First the part about them being wrong. You, unfortunately, don't show the value of sizeof(int) so we must derive it. On the system you are using the size of an int can be computed as
size_t sizeof_int = sizeof(RAWarr) / 5; // => sizeof(int) == 8
because this is essentially the definition of sizeof(T): it is the number of bytes between the start of two adjacent objects of type T in an array. This happens to be inconsistent with the number print for STDarr: the class template std::array<T, n> is specified to have an array of n objects of type T embedded into it. Moreover, std::array<T, n>::max_size() is a constant expression yielding n. That is, we have:
40 // is identical to
sizeof(STDarr) + sizeof(int) * STDarr.max_size() // is bigger or equal to
sizeof(RAWarr) + sizeof_int * 5 // is identical to
40 + 40 // is identical to
80
That is 40 >= 80 - a contradication.
Similarily, the second computation is also inconsistent with the third computation: the std::vector<int> holds at least 5 elements and the capacity() has to be bigger than than the size(). Moreover, the std::vector<int>'s size is non-zero. That is, the following always has to be true:
sizeof(RAWarr) < sizeof(VEC) + sizeof(int) * VEC.capacity()
Anyway, all this is pretty much irrelevant to what your actual question seems to be: What is the overhead of representing n objects of type T using a built-in array of T, an std::array<T, n>, and an std::vector<T>? The answer to this question is:
A built-in array T[n] uses sizeof(T) * n.
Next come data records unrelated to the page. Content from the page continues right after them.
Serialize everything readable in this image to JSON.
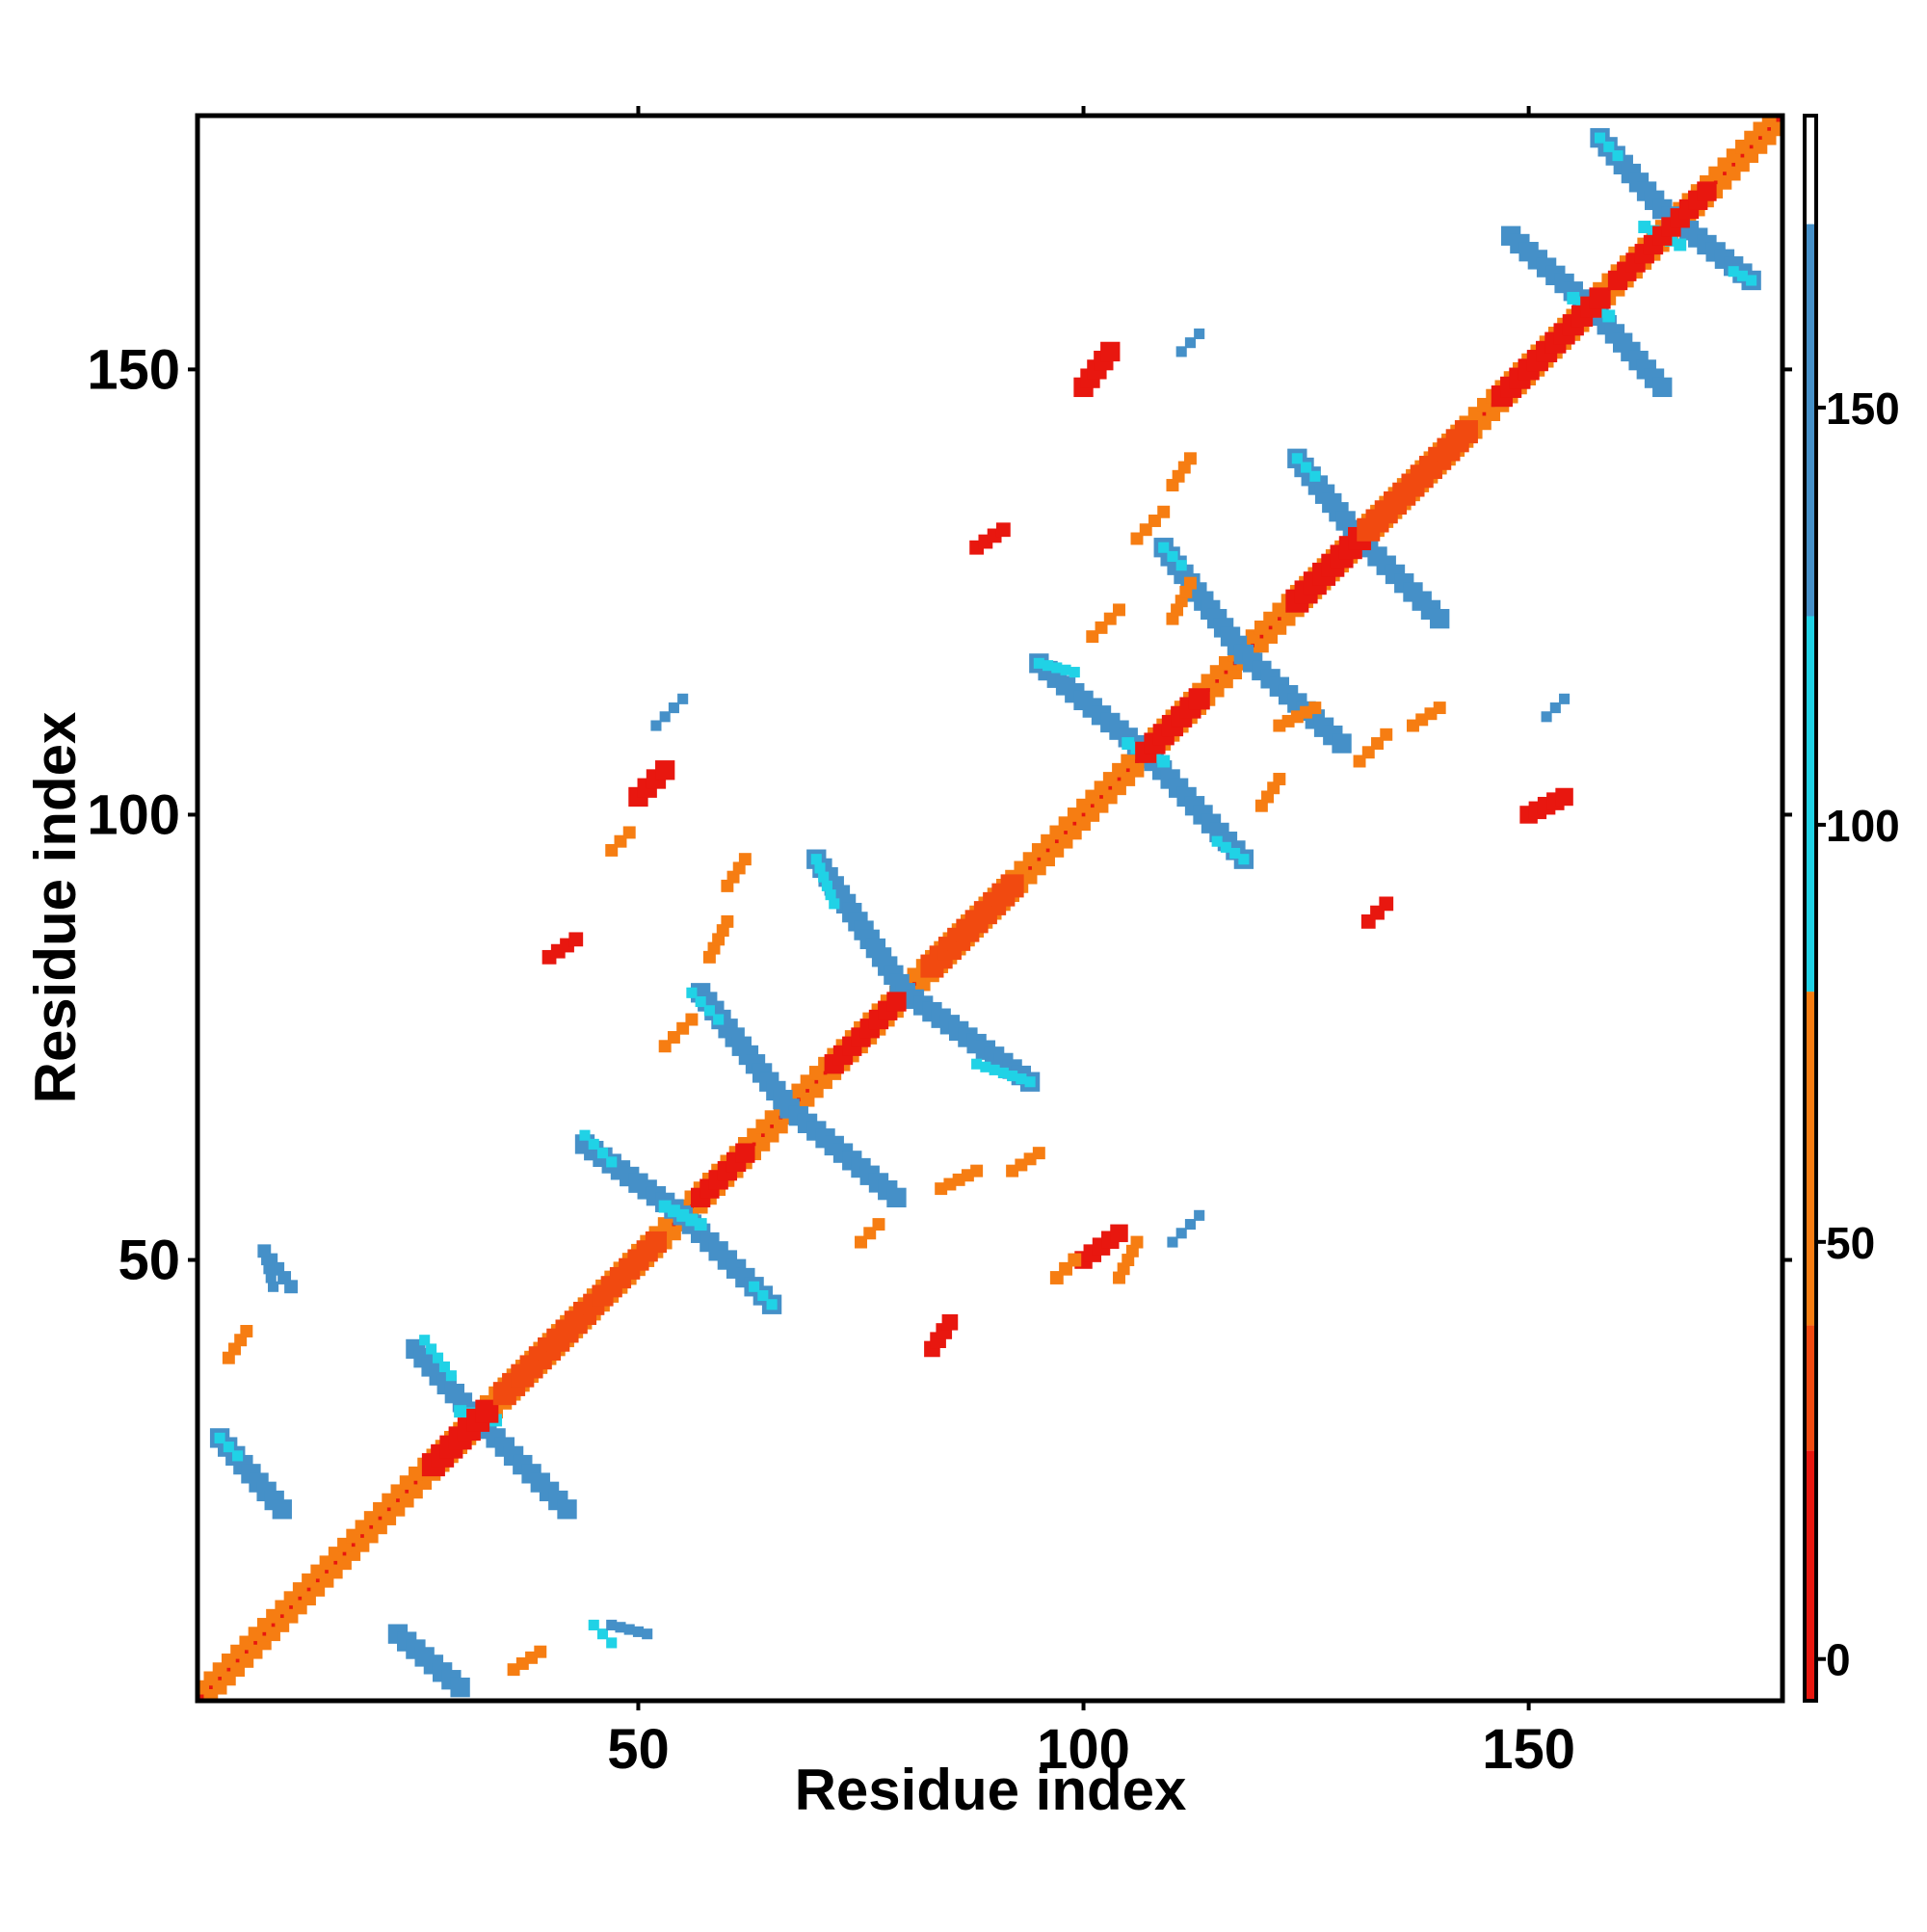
{
  "chart_data": {
    "type": "heatmap",
    "title": "",
    "xlabel": "Residue index",
    "ylabel": "Residue index",
    "xlim": [
      1,
      178
    ],
    "ylim": [
      1,
      178
    ],
    "x_ticks": [
      50,
      100,
      150
    ],
    "y_ticks": [
      50,
      100,
      150
    ],
    "grid": false,
    "colorbar": {
      "position": "right",
      "range": [
        -5,
        185
      ],
      "ticks": [
        0,
        50,
        100,
        150
      ],
      "bands": [
        {
          "from": -5,
          "to": 25,
          "color": "#e8170f"
        },
        {
          "from": 25,
          "to": 40,
          "color": "#f14a10"
        },
        {
          "from": 40,
          "to": 80,
          "color": "#f67d12"
        },
        {
          "from": 80,
          "to": 125,
          "color": "#20d2e6"
        },
        {
          "from": 125,
          "to": 172,
          "color": "#4590c8"
        },
        {
          "from": 172,
          "to": 185,
          "color": "#ffffff"
        }
      ]
    },
    "segments": [
      {
        "category": "diagonal",
        "color": "#e8170f",
        "from": [
          1,
          1
        ],
        "to": [
          178,
          178
        ],
        "width": 1
      },
      {
        "category": "near-diagonal",
        "color": "#f67d12",
        "from": [
          2,
          1
        ],
        "to": [
          178,
          177
        ],
        "width": 1.6
      },
      {
        "category": "near-diagonal",
        "color": "#f67d12",
        "from": [
          1,
          2
        ],
        "to": [
          177,
          178
        ],
        "width": 1.6
      },
      {
        "category": "antiparallel",
        "color": "#4590c8",
        "from": [
          25,
          40
        ],
        "to": [
          32,
          32
        ],
        "width": 2.2
      },
      {
        "category": "antiparallel",
        "color": "#4590c8",
        "from": [
          32,
          32
        ],
        "to": [
          42,
          22
        ],
        "width": 2.2
      },
      {
        "category": "antiparallel",
        "color": "#4590c8",
        "from": [
          3,
          30
        ],
        "to": [
          10,
          22
        ],
        "width": 2.2
      },
      {
        "category": "antiparallel",
        "color": "#4590c8",
        "from": [
          23,
          8
        ],
        "to": [
          30,
          2
        ],
        "width": 2.2
      },
      {
        "category": "antiparallel",
        "color": "#4590c8",
        "from": [
          44,
          63
        ],
        "to": [
          55,
          55
        ],
        "width": 2.2
      },
      {
        "category": "antiparallel",
        "color": "#4590c8",
        "from": [
          55,
          55
        ],
        "to": [
          65,
          45
        ],
        "width": 2.2
      },
      {
        "category": "antiparallel",
        "color": "#4590c8",
        "from": [
          57,
          80
        ],
        "to": [
          67,
          67
        ],
        "width": 2.2
      },
      {
        "category": "antiparallel",
        "color": "#4590c8",
        "from": [
          67,
          67
        ],
        "to": [
          79,
          57
        ],
        "width": 2.2
      },
      {
        "category": "antiparallel",
        "color": "#4590c8",
        "from": [
          70,
          95
        ],
        "to": [
          80,
          80
        ],
        "width": 2.2
      },
      {
        "category": "antiparallel",
        "color": "#4590c8",
        "from": [
          80,
          80
        ],
        "to": [
          94,
          70
        ],
        "width": 2.2
      },
      {
        "category": "antiparallel",
        "color": "#4590c8",
        "from": [
          95,
          117
        ],
        "to": [
          107,
          107
        ],
        "width": 2.2
      },
      {
        "category": "antiparallel",
        "color": "#4590c8",
        "from": [
          107,
          107
        ],
        "to": [
          118,
          95
        ],
        "width": 2.2
      },
      {
        "category": "antiparallel",
        "color": "#4590c8",
        "from": [
          109,
          130
        ],
        "to": [
          118,
          118
        ],
        "width": 2.2
      },
      {
        "category": "antiparallel",
        "color": "#4590c8",
        "from": [
          118,
          118
        ],
        "to": [
          129,
          108
        ],
        "width": 2.2
      },
      {
        "category": "antiparallel",
        "color": "#4590c8",
        "from": [
          124,
          140
        ],
        "to": [
          131,
          131
        ],
        "width": 2.2
      },
      {
        "category": "antiparallel",
        "color": "#4590c8",
        "from": [
          131,
          131
        ],
        "to": [
          140,
          122
        ],
        "width": 2.2
      },
      {
        "category": "antiparallel",
        "color": "#4590c8",
        "from": [
          148,
          165
        ],
        "to": [
          157,
          157
        ],
        "width": 2.2
      },
      {
        "category": "antiparallel",
        "color": "#4590c8",
        "from": [
          157,
          157
        ],
        "to": [
          165,
          148
        ],
        "width": 2.2
      },
      {
        "category": "antiparallel",
        "color": "#4590c8",
        "from": [
          158,
          176
        ],
        "to": [
          165,
          168
        ],
        "width": 2.2
      },
      {
        "category": "antiparallel",
        "color": "#4590c8",
        "from": [
          165,
          168
        ],
        "to": [
          175,
          160
        ],
        "width": 2.2
      },
      {
        "category": "antiparallel",
        "color": "#4590c8",
        "from": [
          8,
          51
        ],
        "to": [
          11,
          47
        ],
        "width": 1.5
      },
      {
        "category": "cyan-edge",
        "color": "#20d2e6",
        "from": [
          26,
          41
        ],
        "to": [
          29,
          37
        ],
        "width": 1.2
      },
      {
        "category": "cyan-edge",
        "color": "#20d2e6",
        "from": [
          44,
          64
        ],
        "to": [
          47,
          61
        ],
        "width": 1.2
      },
      {
        "category": "cyan-edge",
        "color": "#20d2e6",
        "from": [
          56,
          80
        ],
        "to": [
          59,
          77
        ],
        "width": 1.2
      },
      {
        "category": "cyan-edge",
        "color": "#20d2e6",
        "from": [
          63,
          47
        ],
        "to": [
          65,
          45
        ],
        "width": 1.2
      },
      {
        "category": "cyan-edge",
        "color": "#20d2e6",
        "from": [
          70,
          95
        ],
        "to": [
          72,
          90
        ],
        "width": 1.2
      },
      {
        "category": "cyan-edge",
        "color": "#20d2e6",
        "from": [
          88,
          72
        ],
        "to": [
          94,
          70
        ],
        "width": 1.2
      },
      {
        "category": "cyan-edge",
        "color": "#20d2e6",
        "from": [
          95,
          117
        ],
        "to": [
          99,
          116
        ],
        "width": 1.2
      },
      {
        "category": "cyan-edge",
        "color": "#20d2e6",
        "from": [
          115,
          97
        ],
        "to": [
          118,
          95
        ],
        "width": 1.2
      },
      {
        "category": "cyan-edge",
        "color": "#20d2e6",
        "from": [
          109,
          130
        ],
        "to": [
          111,
          128
        ],
        "width": 1.2
      },
      {
        "category": "cyan-edge",
        "color": "#20d2e6",
        "from": [
          124,
          140
        ],
        "to": [
          126,
          138
        ],
        "width": 1.2
      },
      {
        "category": "cyan-edge",
        "color": "#20d2e6",
        "from": [
          158,
          176
        ],
        "to": [
          160,
          174
        ],
        "width": 1.2
      },
      {
        "category": "cyan-edge",
        "color": "#20d2e6",
        "from": [
          173,
          161
        ],
        "to": [
          175,
          160
        ],
        "width": 1.2
      },
      {
        "category": "cyan-edge",
        "color": "#20d2e6",
        "from": [
          3,
          30
        ],
        "to": [
          5,
          28
        ],
        "width": 1.2
      },
      {
        "category": "cyan-edge",
        "color": "#20d2e6",
        "from": [
          45,
          9
        ],
        "to": [
          47,
          7
        ],
        "width": 1.2
      },
      {
        "category": "cyan-edge",
        "color": "#20d2e6",
        "from": [
          30,
          33
        ],
        "to": [
          34,
          32
        ],
        "width": 1.4
      },
      {
        "category": "cyan-edge",
        "color": "#20d2e6",
        "from": [
          53,
          56
        ],
        "to": [
          57,
          54
        ],
        "width": 1.4
      },
      {
        "category": "cyan-edge",
        "color": "#20d2e6",
        "from": [
          105,
          108
        ],
        "to": [
          109,
          106
        ],
        "width": 1.4
      },
      {
        "category": "cyan-edge",
        "color": "#20d2e6",
        "from": [
          155,
          158
        ],
        "to": [
          159,
          156
        ],
        "width": 1.4
      },
      {
        "category": "cyan-edge",
        "color": "#20d2e6",
        "from": [
          163,
          166
        ],
        "to": [
          167,
          164
        ],
        "width": 1.4
      },
      {
        "category": "helix-block",
        "color": "#e8170f",
        "from": [
          27,
          27
        ],
        "to": [
          33,
          33
        ],
        "width": 2.6
      },
      {
        "category": "helix-block",
        "color": "#f14a10",
        "from": [
          35,
          35
        ],
        "to": [
          44,
          44
        ],
        "width": 2.6
      },
      {
        "category": "helix-block",
        "color": "#f14a10",
        "from": [
          45,
          45
        ],
        "to": [
          52,
          52
        ],
        "width": 2.4
      },
      {
        "category": "helix-block",
        "color": "#e8170f",
        "from": [
          57,
          57
        ],
        "to": [
          62,
          62
        ],
        "width": 2.2
      },
      {
        "category": "helix-block",
        "color": "#e8170f",
        "from": [
          72,
          72
        ],
        "to": [
          79,
          79
        ],
        "width": 2.2
      },
      {
        "category": "helix-block",
        "color": "#f14a10",
        "from": [
          83,
          83
        ],
        "to": [
          92,
          92
        ],
        "width": 2.6
      },
      {
        "category": "helix-block",
        "color": "#e8170f",
        "from": [
          107,
          107
        ],
        "to": [
          113,
          113
        ],
        "width": 2.4
      },
      {
        "category": "helix-block",
        "color": "#e8170f",
        "from": [
          124,
          124
        ],
        "to": [
          131,
          131
        ],
        "width": 2.6
      },
      {
        "category": "helix-block",
        "color": "#f14a10",
        "from": [
          132,
          132
        ],
        "to": [
          143,
          143
        ],
        "width": 2.6
      },
      {
        "category": "helix-block",
        "color": "#e8170f",
        "from": [
          147,
          147
        ],
        "to": [
          158,
          158
        ],
        "width": 2.4
      },
      {
        "category": "helix-block",
        "color": "#e8170f",
        "from": [
          160,
          160
        ],
        "to": [
          170,
          170
        ],
        "width": 2.2
      },
      {
        "category": "off-diagonal",
        "color": "#e8170f",
        "from": [
          100,
          148
        ],
        "to": [
          103,
          152
        ],
        "width": 2.2
      },
      {
        "category": "off-diagonal",
        "color": "#e8170f",
        "from": [
          50,
          102
        ],
        "to": [
          53,
          105
        ],
        "width": 2.2
      },
      {
        "category": "off-diagonal",
        "color": "#e8170f",
        "from": [
          150,
          100
        ],
        "to": [
          154,
          102
        ],
        "width": 2.0
      },
      {
        "category": "off-diagonal",
        "color": "#e8170f",
        "from": [
          100,
          50
        ],
        "to": [
          104,
          53
        ],
        "width": 2.0
      },
      {
        "category": "off-diagonal",
        "color": "#e8170f",
        "from": [
          83,
          40
        ],
        "to": [
          85,
          43
        ],
        "width": 1.8
      },
      {
        "category": "off-diagonal",
        "color": "#e8170f",
        "from": [
          40,
          84
        ],
        "to": [
          43,
          86
        ],
        "width": 1.6
      },
      {
        "category": "off-diagonal",
        "color": "#e8170f",
        "from": [
          88,
          130
        ],
        "to": [
          91,
          132
        ],
        "width": 1.6
      },
      {
        "category": "off-diagonal",
        "color": "#e8170f",
        "from": [
          132,
          88
        ],
        "to": [
          134,
          90
        ],
        "width": 1.6
      },
      {
        "category": "off-diagonal",
        "color": "#f67d12",
        "from": [
          97,
          48
        ],
        "to": [
          99,
          50
        ],
        "width": 1.5
      },
      {
        "category": "off-diagonal",
        "color": "#f67d12",
        "from": [
          47,
          96
        ],
        "to": [
          49,
          98
        ],
        "width": 1.4
      },
      {
        "category": "off-diagonal",
        "color": "#f67d12",
        "from": [
          104,
          48
        ],
        "to": [
          106,
          52
        ],
        "width": 1.4
      },
      {
        "category": "off-diagonal",
        "color": "#f67d12",
        "from": [
          4,
          39
        ],
        "to": [
          6,
          42
        ],
        "width": 1.4
      },
      {
        "category": "off-diagonal",
        "color": "#f67d12",
        "from": [
          36,
          4
        ],
        "to": [
          39,
          6
        ],
        "width": 1.4
      },
      {
        "category": "off-diagonal",
        "color": "#f67d12",
        "from": [
          84,
          58
        ],
        "to": [
          88,
          60
        ],
        "width": 1.4
      },
      {
        "category": "off-diagonal",
        "color": "#f67d12",
        "from": [
          92,
          60
        ],
        "to": [
          95,
          62
        ],
        "width": 1.4
      },
      {
        "category": "off-diagonal",
        "color": "#f67d12",
        "from": [
          58,
          84
        ],
        "to": [
          60,
          88
        ],
        "width": 1.4
      },
      {
        "category": "off-diagonal",
        "color": "#f67d12",
        "from": [
          60,
          92
        ],
        "to": [
          62,
          95
        ],
        "width": 1.4
      },
      {
        "category": "off-diagonal",
        "color": "#f67d12",
        "from": [
          53,
          74
        ],
        "to": [
          56,
          77
        ],
        "width": 1.4
      },
      {
        "category": "off-diagonal",
        "color": "#f67d12",
        "from": [
          75,
          52
        ],
        "to": [
          77,
          54
        ],
        "width": 1.4
      },
      {
        "category": "off-diagonal",
        "color": "#f67d12",
        "from": [
          101,
          120
        ],
        "to": [
          104,
          123
        ],
        "width": 1.4
      },
      {
        "category": "off-diagonal",
        "color": "#f67d12",
        "from": [
          120,
          101
        ],
        "to": [
          122,
          104
        ],
        "width": 1.4
      },
      {
        "category": "off-diagonal",
        "color": "#f67d12",
        "from": [
          106,
          131
        ],
        "to": [
          109,
          134
        ],
        "width": 1.4
      },
      {
        "category": "off-diagonal",
        "color": "#f67d12",
        "from": [
          131,
          106
        ],
        "to": [
          134,
          109
        ],
        "width": 1.4
      },
      {
        "category": "off-diagonal",
        "color": "#f67d12",
        "from": [
          122,
          110
        ],
        "to": [
          126,
          112
        ],
        "width": 1.4
      },
      {
        "category": "off-diagonal",
        "color": "#f67d12",
        "from": [
          110,
          122
        ],
        "to": [
          112,
          126
        ],
        "width": 1.4
      },
      {
        "category": "off-diagonal",
        "color": "#f67d12",
        "from": [
          137,
          110
        ],
        "to": [
          140,
          112
        ],
        "width": 1.4
      },
      {
        "category": "off-diagonal",
        "color": "#f67d12",
        "from": [
          110,
          137
        ],
        "to": [
          112,
          140
        ],
        "width": 1.4
      },
      {
        "category": "sparse",
        "color": "#4590c8",
        "from": [
          111,
          152
        ],
        "to": [
          113,
          154
        ],
        "width": 1.2
      },
      {
        "category": "sparse",
        "color": "#4590c8",
        "from": [
          152,
          111
        ],
        "to": [
          154,
          113
        ],
        "width": 1.2
      },
      {
        "category": "sparse",
        "color": "#4590c8",
        "from": [
          52,
          110
        ],
        "to": [
          55,
          113
        ],
        "width": 1.2
      },
      {
        "category": "sparse",
        "color": "#4590c8",
        "from": [
          110,
          52
        ],
        "to": [
          113,
          55
        ],
        "width": 1.2
      },
      {
        "category": "sparse",
        "color": "#4590c8",
        "from": [
          47,
          9
        ],
        "to": [
          51,
          8
        ],
        "width": 1.2
      },
      {
        "category": "sparse",
        "color": "#4590c8",
        "from": [
          9,
          47
        ],
        "to": [
          8,
          51
        ],
        "width": 1.2
      }
    ]
  }
}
An std::array<T, n> uses the same size as a T[n].
A std::vector<T>(n) has needs some control data (the size, the capacity, and possibly and possibly an allocator) plus at least 'n * sizeof(T)' bytes to represent its actual data. It may choose to also have a capacity() which is bigger than n.
In addition to these numbers, actually using any of these data structures may require addition memory:
All objects are aligned at an appropriate address. For this there may be additional byte in front of the object.
When the object is allocated on the heap, the memory management system my include a couple of bytes in addition to the memory made avaiable. This may be just a word with the size but it may be whatever the allocation mechanism fancies. Also, this memory may live somewhere else than the allocate memory, e.g. in a hash table somewhere.
OK, I hope this provided some insight. However, here comes the important message: if std::vector<T> isn't capable of holding the amount of data you have there are two situations:
You have extremely low memory and most of this discussion is futile because you need entirely different approaches to cope with the few bytes you have. This would be the case if you are working on extremely resource constrained embedded systems.
You have too much data an using T[n] or std::array<T, n> won't be of much help because the overhead we are talking of is typically less than 32 bytes.
Maybe you can describe what you are actually trying to do and why std::vector<T> is not an option.